Maximum destination between stations of control region and target region’s border should be 50 km to 100 km and should be located in areas which continentally are similar to the target region. Precipitation volume of January, February, April and December of 2009-2010 was measured through kriging method and related raster maps were made through normal kriging method and total volume of precipitation for target region was specified. Time series of monthly precipitation for each station for exact time periods was provided and was take in to regression model, as independent transitive.
Historical regression approach:
According to national and international evaluations, historical regression is one of the most reliable approaches in cloud seeding project’s evaluation. In this approach, best regression proportion between control and target region during years which no cloud seeding has been done, is determined so that having precipitation volume of control region, the precipitation of target region can be prospected. In this approach, proportion data between control and target region can be very variable and possibility of estimating the changes to be accidental is probable. One of preparations which should be done before evaluation is to normalize monthly precipitation data. If the actual data is not normalized, the presumption of mistakes in adherence of changes in regression line from normal line will be common. The other point which should be considered precisely is equality of time scale between control and target region. If the time scale in both regions is not equal, correlation and reliable estimations are doubted.
Determination of precipitation in target area:
First, raster maps for each month of the year (1973-2006) were generated using interpolation kriging method and then precipitation values for each year were extracted from these maps. In the next step, the precipitation volume of December, January, February and April for target stations were calculated and (using interpolation method) used as dependent variables for estimation of precipitation volume of target regions.

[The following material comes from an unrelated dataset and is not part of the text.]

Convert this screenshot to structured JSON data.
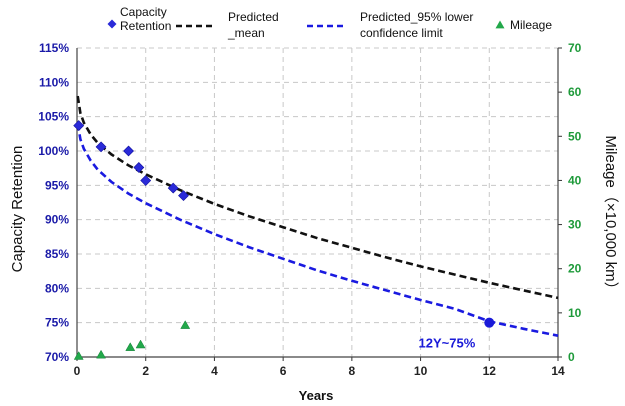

Determination of confidence levels:
In creditable sources, the confidence level of results of cloud seeding projects is determined to be 95%. So to determine that in confidence level of 95% , the increase of precipitation is caused by cloud seeding or any other factor has effect on this increase, some other confidence tests will be done on results.

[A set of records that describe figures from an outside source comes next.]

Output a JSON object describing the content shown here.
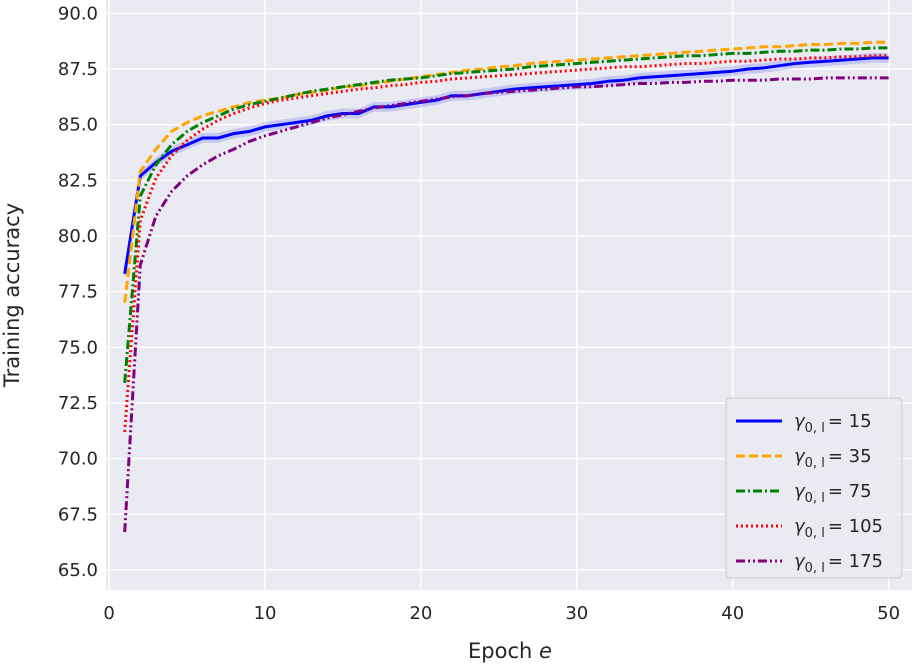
{
  "chart_data": {
    "type": "line",
    "title": "",
    "xlabel": "Epoch",
    "xlabel_var": "e",
    "ylabel": "Training accuracy",
    "xlim": [
      -0.2,
      51.5
    ],
    "ylim": [
      64.1,
      90.6
    ],
    "xticks": [
      0,
      10,
      20,
      30,
      40,
      50
    ],
    "yticks": [
      65.0,
      67.5,
      70.0,
      72.5,
      75.0,
      77.5,
      80.0,
      82.5,
      85.0,
      87.5,
      90.0
    ],
    "ytick_labels": [
      "65.0",
      "67.5",
      "70.0",
      "72.5",
      "75.0",
      "77.5",
      "80.0",
      "82.5",
      "85.0",
      "87.5",
      "90.0"
    ],
    "xtick_labels": [
      "0",
      "10",
      "20",
      "30",
      "40",
      "50"
    ],
    "grid": true,
    "legend_position": "bottom-right",
    "x": [
      1,
      2,
      3,
      4,
      5,
      6,
      7,
      8,
      9,
      10,
      11,
      12,
      13,
      14,
      15,
      16,
      17,
      18,
      19,
      20,
      21,
      22,
      23,
      24,
      25,
      26,
      27,
      28,
      29,
      30,
      31,
      32,
      33,
      34,
      35,
      36,
      37,
      38,
      39,
      40,
      41,
      42,
      43,
      44,
      45,
      46,
      47,
      48,
      49,
      50
    ],
    "series": [
      {
        "name_prefix": "γ",
        "name_sub": "0, l",
        "name_value": "= 15",
        "color": "#0000ff",
        "dash": "solid",
        "band": true,
        "values": [
          78.3,
          82.7,
          83.3,
          83.8,
          84.1,
          84.4,
          84.4,
          84.6,
          84.7,
          84.9,
          85.0,
          85.1,
          85.2,
          85.4,
          85.5,
          85.5,
          85.8,
          85.8,
          85.9,
          86.0,
          86.1,
          86.3,
          86.3,
          86.4,
          86.5,
          86.6,
          86.65,
          86.7,
          86.75,
          86.8,
          86.85,
          86.95,
          87.0,
          87.1,
          87.15,
          87.2,
          87.25,
          87.3,
          87.35,
          87.4,
          87.5,
          87.55,
          87.65,
          87.75,
          87.8,
          87.85,
          87.9,
          87.95,
          88.0,
          88.0
        ]
      },
      {
        "name_prefix": "γ",
        "name_sub": "0, l",
        "name_value": "= 35",
        "color": "#ffa500",
        "dash": "dashed",
        "band": false,
        "values": [
          77.0,
          82.9,
          83.9,
          84.7,
          85.1,
          85.4,
          85.6,
          85.8,
          86.0,
          86.1,
          86.2,
          86.35,
          86.45,
          86.55,
          86.7,
          86.75,
          86.85,
          86.95,
          87.05,
          87.15,
          87.25,
          87.35,
          87.45,
          87.5,
          87.6,
          87.65,
          87.75,
          87.8,
          87.85,
          87.9,
          87.95,
          88.0,
          88.05,
          88.1,
          88.15,
          88.2,
          88.25,
          88.3,
          88.35,
          88.4,
          88.45,
          88.5,
          88.5,
          88.55,
          88.6,
          88.6,
          88.65,
          88.65,
          88.7,
          88.7
        ]
      },
      {
        "name_prefix": "γ",
        "name_sub": "0, l",
        "name_value": "= 75",
        "color": "#008000",
        "dash": "dashdot",
        "band": false,
        "values": [
          73.4,
          81.8,
          83.2,
          84.1,
          84.7,
          85.1,
          85.4,
          85.7,
          85.9,
          86.05,
          86.2,
          86.35,
          86.5,
          86.6,
          86.7,
          86.8,
          86.9,
          87.0,
          87.05,
          87.1,
          87.2,
          87.3,
          87.35,
          87.4,
          87.45,
          87.5,
          87.6,
          87.65,
          87.7,
          87.75,
          87.8,
          87.85,
          87.9,
          87.95,
          88.0,
          88.05,
          88.1,
          88.1,
          88.15,
          88.2,
          88.2,
          88.25,
          88.3,
          88.3,
          88.35,
          88.35,
          88.4,
          88.4,
          88.45,
          88.45
        ]
      },
      {
        "name_prefix": "γ",
        "name_sub": "0, l",
        "name_value": "= 105",
        "color": "#ff0000",
        "dash": "dotted",
        "band": false,
        "values": [
          71.2,
          80.7,
          82.6,
          83.6,
          84.3,
          84.8,
          85.2,
          85.5,
          85.75,
          85.95,
          86.1,
          86.2,
          86.3,
          86.4,
          86.5,
          86.6,
          86.65,
          86.75,
          86.8,
          86.9,
          86.95,
          87.05,
          87.1,
          87.15,
          87.2,
          87.25,
          87.3,
          87.35,
          87.4,
          87.45,
          87.5,
          87.55,
          87.6,
          87.6,
          87.65,
          87.7,
          87.75,
          87.75,
          87.8,
          87.85,
          87.85,
          87.9,
          87.95,
          87.95,
          88.0,
          88.0,
          88.05,
          88.05,
          88.1,
          88.1
        ]
      },
      {
        "name_prefix": "γ",
        "name_sub": "0, l",
        "name_value": "= 175",
        "color": "#800080",
        "dash": "dashdotdot",
        "band": false,
        "values": [
          66.7,
          78.7,
          80.9,
          82.0,
          82.7,
          83.2,
          83.6,
          83.9,
          84.25,
          84.5,
          84.7,
          84.9,
          85.1,
          85.3,
          85.45,
          85.6,
          85.75,
          85.85,
          85.95,
          86.05,
          86.15,
          86.25,
          86.3,
          86.4,
          86.45,
          86.5,
          86.55,
          86.6,
          86.65,
          86.7,
          86.7,
          86.75,
          86.8,
          86.85,
          86.85,
          86.9,
          86.9,
          86.95,
          86.95,
          87.0,
          87.0,
          87.0,
          87.05,
          87.05,
          87.05,
          87.1,
          87.1,
          87.1,
          87.1,
          87.1
        ]
      }
    ]
  }
}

Determination of confidence intervals:
The Determination of confidence intervals of natural changes in precipitation of region is achieved through statistic methods. For better understanding of effect of confidence intervals on confidence of results, it can be said that if precipitation volume in target region (seeding materials affected area) is higher than prospected volume, it means that this increase (with confidence of 95%) is caused by cloud seeding project and if precipitation volume is lower than minimum prospected volume, it means that (with confidence of 95%) the cloud seeding project has caused reduction of precipitation, also if the precipitation is within prospected volume, it means that the effect of cloud seeding project can’t be judged.